Taxpayers Alliance Teacher Bashing RUMBLED

It had to happen: the so-called Taxpayers’ Alliance, in reality an Astroturf lobby group that represents fewer than one-tenth of one per cent of UK taxpayers and declines to tell who funds its activities, going after one group of workers too many in their efforts to demonise Government. And so it has come to pass, as the TPA has decided to go after the teaching profession in an effort to impoverish them a little.
You think I jest? The TPA’s Twitter feed spelled it out: “Check out our new analysis of teachers' pay. The average teacher earns over £38,000 a year, much more than the UK average. It's not fair for them to receive bigger pay increases than those taxpayers who will be footing the bill for their salaries”. Note the “bigger pay increases” claim.

So the TPA embarks on its usual schtick: isolating one group of workers and trying their best to make them The Bad Guys, thus hoping to set other workers against them. That they have picked on the teaching profession is no surprise: teachers are thought more likely not to vote as the TPA would wish them to, and worse than that, they are likely to inform opinion among parents and other workers.

Among the methods used to demonise teachers is “the cost of increasing the salary of  teachers would be borne by taxpayers in the private sector”, which is routinely dishonest: all taxpayers, whatever sector they are in, contribute to teachers’ remuneration.
But the main thrust of the TPA attack is to claim that teachers are getting above average salary increases for nothing. “Each teacher is on a pay scale with various points.

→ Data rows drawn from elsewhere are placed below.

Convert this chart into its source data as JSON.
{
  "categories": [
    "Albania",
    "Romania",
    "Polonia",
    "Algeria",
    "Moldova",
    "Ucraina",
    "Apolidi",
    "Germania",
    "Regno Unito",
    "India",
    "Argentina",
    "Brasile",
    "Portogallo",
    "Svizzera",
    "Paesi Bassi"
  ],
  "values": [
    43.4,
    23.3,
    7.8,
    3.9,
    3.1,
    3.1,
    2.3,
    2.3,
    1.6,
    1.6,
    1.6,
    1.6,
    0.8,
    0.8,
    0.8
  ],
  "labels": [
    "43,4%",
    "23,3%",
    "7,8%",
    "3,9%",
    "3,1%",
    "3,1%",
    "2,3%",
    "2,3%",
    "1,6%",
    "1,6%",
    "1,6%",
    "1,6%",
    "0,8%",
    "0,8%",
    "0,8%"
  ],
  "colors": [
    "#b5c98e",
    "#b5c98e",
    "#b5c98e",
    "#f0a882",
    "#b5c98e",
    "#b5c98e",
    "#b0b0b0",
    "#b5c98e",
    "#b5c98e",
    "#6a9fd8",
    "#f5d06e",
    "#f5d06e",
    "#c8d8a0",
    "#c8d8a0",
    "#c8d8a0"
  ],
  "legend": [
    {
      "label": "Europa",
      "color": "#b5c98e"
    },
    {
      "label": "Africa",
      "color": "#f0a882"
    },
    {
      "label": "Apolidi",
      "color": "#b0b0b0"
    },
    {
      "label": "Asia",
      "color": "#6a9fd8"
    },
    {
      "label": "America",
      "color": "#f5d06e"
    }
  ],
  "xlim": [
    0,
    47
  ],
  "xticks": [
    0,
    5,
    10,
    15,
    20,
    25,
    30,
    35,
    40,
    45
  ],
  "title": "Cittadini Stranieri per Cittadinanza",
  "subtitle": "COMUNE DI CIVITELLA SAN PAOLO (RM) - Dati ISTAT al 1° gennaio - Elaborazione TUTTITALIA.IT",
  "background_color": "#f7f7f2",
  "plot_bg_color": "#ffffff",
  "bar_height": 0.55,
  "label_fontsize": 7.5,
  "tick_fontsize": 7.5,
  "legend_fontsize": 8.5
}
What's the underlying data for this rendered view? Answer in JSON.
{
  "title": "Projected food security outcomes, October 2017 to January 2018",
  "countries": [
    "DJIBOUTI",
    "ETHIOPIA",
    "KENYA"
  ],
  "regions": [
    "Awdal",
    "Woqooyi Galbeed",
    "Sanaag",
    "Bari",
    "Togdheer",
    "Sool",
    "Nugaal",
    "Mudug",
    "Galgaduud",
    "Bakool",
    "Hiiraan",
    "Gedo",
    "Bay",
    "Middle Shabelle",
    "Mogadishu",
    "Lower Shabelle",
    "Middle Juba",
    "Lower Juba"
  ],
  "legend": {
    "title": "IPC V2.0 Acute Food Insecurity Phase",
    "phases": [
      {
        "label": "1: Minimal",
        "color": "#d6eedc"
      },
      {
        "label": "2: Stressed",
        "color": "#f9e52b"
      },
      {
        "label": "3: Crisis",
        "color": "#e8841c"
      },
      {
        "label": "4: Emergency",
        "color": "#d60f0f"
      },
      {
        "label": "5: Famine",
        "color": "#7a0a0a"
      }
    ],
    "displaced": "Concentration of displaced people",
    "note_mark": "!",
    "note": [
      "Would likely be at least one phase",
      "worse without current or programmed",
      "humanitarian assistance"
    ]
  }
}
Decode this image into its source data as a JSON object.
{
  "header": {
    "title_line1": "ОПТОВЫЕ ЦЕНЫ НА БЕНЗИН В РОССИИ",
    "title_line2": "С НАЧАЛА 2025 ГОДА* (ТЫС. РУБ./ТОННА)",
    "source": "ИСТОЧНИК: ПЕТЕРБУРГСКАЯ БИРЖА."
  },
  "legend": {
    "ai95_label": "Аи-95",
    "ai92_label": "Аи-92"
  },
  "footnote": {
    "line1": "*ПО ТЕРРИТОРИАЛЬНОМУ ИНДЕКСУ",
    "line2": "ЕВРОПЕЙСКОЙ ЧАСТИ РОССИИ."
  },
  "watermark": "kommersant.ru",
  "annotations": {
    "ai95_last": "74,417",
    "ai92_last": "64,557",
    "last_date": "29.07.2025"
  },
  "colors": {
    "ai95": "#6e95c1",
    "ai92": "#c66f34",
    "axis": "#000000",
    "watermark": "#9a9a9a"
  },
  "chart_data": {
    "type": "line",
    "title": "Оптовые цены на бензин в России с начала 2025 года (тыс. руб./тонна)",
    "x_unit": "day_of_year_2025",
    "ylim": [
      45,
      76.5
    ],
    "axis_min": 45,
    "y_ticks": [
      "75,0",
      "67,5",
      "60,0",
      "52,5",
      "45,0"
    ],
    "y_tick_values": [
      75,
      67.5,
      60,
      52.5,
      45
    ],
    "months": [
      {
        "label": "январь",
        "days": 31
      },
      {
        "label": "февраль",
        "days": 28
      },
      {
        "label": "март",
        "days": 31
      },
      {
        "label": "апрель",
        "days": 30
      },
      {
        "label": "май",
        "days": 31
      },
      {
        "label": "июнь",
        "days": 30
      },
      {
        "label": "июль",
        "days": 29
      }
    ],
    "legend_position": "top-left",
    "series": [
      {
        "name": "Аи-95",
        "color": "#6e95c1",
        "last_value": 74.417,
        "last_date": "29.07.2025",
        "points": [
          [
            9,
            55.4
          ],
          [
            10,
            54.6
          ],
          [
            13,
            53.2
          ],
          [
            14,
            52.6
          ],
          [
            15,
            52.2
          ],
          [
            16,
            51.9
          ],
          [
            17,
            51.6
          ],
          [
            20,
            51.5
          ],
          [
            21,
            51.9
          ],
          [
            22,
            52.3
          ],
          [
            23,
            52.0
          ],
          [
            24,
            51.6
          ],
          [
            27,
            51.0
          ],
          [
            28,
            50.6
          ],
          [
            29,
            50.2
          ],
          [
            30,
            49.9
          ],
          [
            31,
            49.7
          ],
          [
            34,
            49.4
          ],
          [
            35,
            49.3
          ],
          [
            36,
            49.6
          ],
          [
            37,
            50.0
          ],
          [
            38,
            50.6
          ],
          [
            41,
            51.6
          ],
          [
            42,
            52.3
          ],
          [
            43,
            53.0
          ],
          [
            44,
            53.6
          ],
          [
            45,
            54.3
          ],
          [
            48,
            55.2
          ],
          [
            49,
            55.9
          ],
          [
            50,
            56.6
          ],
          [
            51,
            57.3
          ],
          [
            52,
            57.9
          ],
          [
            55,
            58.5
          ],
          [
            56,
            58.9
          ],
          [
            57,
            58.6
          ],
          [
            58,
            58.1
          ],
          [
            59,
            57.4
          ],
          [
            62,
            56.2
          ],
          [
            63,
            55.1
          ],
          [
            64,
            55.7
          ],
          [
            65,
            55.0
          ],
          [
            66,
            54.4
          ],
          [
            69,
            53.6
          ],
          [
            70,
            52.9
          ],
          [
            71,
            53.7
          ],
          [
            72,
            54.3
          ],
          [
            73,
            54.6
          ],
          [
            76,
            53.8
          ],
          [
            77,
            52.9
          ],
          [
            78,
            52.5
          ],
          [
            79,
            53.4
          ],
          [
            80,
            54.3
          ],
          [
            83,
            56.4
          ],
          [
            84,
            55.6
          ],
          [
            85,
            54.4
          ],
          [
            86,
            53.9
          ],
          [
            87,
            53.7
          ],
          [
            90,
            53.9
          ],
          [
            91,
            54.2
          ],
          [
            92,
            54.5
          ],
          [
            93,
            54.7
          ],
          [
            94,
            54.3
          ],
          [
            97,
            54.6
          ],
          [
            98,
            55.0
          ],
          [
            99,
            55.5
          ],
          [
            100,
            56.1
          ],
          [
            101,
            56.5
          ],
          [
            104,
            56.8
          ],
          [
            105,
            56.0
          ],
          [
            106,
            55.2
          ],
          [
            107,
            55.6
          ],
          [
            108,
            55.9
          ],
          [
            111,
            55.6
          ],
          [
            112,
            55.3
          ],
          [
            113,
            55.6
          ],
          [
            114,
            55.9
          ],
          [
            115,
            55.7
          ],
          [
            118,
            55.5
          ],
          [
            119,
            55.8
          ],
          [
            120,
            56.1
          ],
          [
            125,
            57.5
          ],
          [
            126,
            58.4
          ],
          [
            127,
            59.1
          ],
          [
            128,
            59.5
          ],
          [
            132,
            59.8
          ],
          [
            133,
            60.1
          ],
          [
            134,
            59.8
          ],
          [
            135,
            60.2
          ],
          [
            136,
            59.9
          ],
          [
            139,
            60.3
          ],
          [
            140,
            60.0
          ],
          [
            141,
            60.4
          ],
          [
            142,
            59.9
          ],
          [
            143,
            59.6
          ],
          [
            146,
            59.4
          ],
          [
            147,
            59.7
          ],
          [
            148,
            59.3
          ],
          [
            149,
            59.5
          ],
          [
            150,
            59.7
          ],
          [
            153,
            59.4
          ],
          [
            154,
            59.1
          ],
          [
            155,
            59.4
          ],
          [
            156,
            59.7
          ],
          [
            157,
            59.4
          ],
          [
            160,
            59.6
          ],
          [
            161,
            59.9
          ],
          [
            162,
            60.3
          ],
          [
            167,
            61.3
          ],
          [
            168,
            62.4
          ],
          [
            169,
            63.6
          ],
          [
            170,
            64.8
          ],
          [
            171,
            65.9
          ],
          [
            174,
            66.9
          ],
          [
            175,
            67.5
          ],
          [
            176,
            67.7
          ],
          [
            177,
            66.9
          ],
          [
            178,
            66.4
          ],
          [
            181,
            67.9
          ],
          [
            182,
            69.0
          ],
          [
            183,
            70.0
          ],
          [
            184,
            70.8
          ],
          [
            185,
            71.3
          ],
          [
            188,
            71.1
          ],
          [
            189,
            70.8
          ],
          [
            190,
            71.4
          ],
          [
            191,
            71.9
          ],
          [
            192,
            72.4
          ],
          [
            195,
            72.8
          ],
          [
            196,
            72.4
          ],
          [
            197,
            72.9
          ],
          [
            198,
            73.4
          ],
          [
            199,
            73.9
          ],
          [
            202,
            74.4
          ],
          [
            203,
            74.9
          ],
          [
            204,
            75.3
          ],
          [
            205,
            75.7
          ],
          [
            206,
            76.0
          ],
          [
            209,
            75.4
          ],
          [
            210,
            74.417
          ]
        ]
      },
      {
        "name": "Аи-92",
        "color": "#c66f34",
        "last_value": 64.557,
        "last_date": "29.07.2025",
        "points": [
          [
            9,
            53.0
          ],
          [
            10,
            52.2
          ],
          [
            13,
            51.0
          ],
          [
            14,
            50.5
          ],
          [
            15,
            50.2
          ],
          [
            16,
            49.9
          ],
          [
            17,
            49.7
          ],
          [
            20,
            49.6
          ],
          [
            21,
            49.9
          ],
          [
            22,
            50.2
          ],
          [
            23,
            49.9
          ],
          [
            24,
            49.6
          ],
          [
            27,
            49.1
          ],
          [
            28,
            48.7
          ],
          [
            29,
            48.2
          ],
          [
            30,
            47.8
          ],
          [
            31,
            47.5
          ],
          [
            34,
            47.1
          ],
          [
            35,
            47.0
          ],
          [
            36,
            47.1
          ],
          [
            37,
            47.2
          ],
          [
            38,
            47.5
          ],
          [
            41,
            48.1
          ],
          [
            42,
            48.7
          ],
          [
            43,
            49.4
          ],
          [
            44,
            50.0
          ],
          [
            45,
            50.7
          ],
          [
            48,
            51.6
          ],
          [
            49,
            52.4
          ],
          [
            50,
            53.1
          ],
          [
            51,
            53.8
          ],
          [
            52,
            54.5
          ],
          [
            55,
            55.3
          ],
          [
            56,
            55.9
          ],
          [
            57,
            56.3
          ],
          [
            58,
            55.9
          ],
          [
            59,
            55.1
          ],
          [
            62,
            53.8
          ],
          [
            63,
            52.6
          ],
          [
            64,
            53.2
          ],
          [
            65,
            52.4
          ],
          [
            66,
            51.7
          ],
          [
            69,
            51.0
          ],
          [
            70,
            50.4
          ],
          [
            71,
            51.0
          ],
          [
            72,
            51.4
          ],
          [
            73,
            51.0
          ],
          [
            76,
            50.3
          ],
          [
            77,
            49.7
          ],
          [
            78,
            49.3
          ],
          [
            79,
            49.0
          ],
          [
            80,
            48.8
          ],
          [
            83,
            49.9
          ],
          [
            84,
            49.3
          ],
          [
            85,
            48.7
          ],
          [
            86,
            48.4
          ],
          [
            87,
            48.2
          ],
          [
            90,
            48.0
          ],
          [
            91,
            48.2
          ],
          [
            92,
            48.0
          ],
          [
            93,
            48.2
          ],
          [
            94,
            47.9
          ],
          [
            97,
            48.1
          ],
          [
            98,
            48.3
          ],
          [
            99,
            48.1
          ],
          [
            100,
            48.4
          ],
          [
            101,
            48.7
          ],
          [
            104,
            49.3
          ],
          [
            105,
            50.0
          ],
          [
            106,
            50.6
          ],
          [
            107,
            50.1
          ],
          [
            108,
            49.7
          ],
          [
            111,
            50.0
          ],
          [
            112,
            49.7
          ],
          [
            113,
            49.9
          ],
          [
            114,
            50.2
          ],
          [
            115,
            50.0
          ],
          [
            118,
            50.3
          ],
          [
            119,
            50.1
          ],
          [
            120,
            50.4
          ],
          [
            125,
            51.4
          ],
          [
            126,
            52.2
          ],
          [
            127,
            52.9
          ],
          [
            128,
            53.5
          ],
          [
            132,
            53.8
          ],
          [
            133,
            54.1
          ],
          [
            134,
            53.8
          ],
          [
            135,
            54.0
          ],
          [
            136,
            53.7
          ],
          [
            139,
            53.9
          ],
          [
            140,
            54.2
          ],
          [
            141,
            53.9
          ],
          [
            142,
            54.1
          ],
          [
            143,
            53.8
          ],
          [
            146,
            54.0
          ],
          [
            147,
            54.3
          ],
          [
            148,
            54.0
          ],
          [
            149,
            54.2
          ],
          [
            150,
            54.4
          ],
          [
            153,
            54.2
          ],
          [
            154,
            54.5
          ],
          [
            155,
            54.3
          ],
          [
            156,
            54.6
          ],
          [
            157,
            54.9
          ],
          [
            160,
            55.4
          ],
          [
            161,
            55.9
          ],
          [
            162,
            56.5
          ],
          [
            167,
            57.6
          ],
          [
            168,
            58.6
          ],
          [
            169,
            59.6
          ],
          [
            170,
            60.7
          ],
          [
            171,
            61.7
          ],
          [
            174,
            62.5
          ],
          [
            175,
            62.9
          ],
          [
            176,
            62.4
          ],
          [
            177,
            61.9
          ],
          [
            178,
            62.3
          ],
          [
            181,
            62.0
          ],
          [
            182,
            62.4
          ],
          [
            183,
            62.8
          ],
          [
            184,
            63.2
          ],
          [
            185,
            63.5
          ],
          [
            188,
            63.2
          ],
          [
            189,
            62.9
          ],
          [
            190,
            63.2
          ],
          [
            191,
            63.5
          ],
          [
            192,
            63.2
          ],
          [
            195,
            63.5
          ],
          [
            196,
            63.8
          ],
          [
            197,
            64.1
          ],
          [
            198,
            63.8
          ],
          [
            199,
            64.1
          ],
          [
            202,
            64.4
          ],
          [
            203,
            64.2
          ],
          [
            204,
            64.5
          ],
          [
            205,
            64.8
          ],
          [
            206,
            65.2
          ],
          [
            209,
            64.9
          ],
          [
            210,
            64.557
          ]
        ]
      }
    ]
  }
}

As a teacher moves up the scale onto a higher point, their salary increases. All eligible teachers  in England and Wales are entitled to progress to the next point on the pay scale each year, subject to their annual performance appraisal. Between 2014-15 and 2015-16, there was  a rise of 3.9 per cent and between 2015-16 and 2016-17 there was an increase of 4.6 per cent” they tell. So let’s consider that claim, shall we?

One, the TPA is attacking performance related pay, which puts them in an interesting position. Two, being “entitled to progress” is not an automatic increase. Three, as the DfE document the TPA cites emphasises, “Combining the progression and composition effects gives the total average salary change”. In other words, it’s not that simple. And four, the total salary change for 2015-16 is 1.2%, and for 2016-17 it is 1.6%.

The TPA dismisses those figures by claiming that, although they “demonstrate that the  average salary for teachers increased between 2015-16 and 2016-17, it does not give the complete picture. This is because it fails to take into consideration the progression effect”.
But, as the DfE document shows, it does take the progression effect into account (the negative “composition effect” reflects those leaving the profession having earned more than those joining it). In other words, the TPA is seriously misleading its audience.

Teachers earn more than manual workers for rather obvious reasons. They do a job that many of us would be unwilling, and indeed unable, to perform. That they are being attacked by a group of non-job holders who contribute nothing to the UK’s economy tells you all you need to know about the TPA. They are an absolute shower.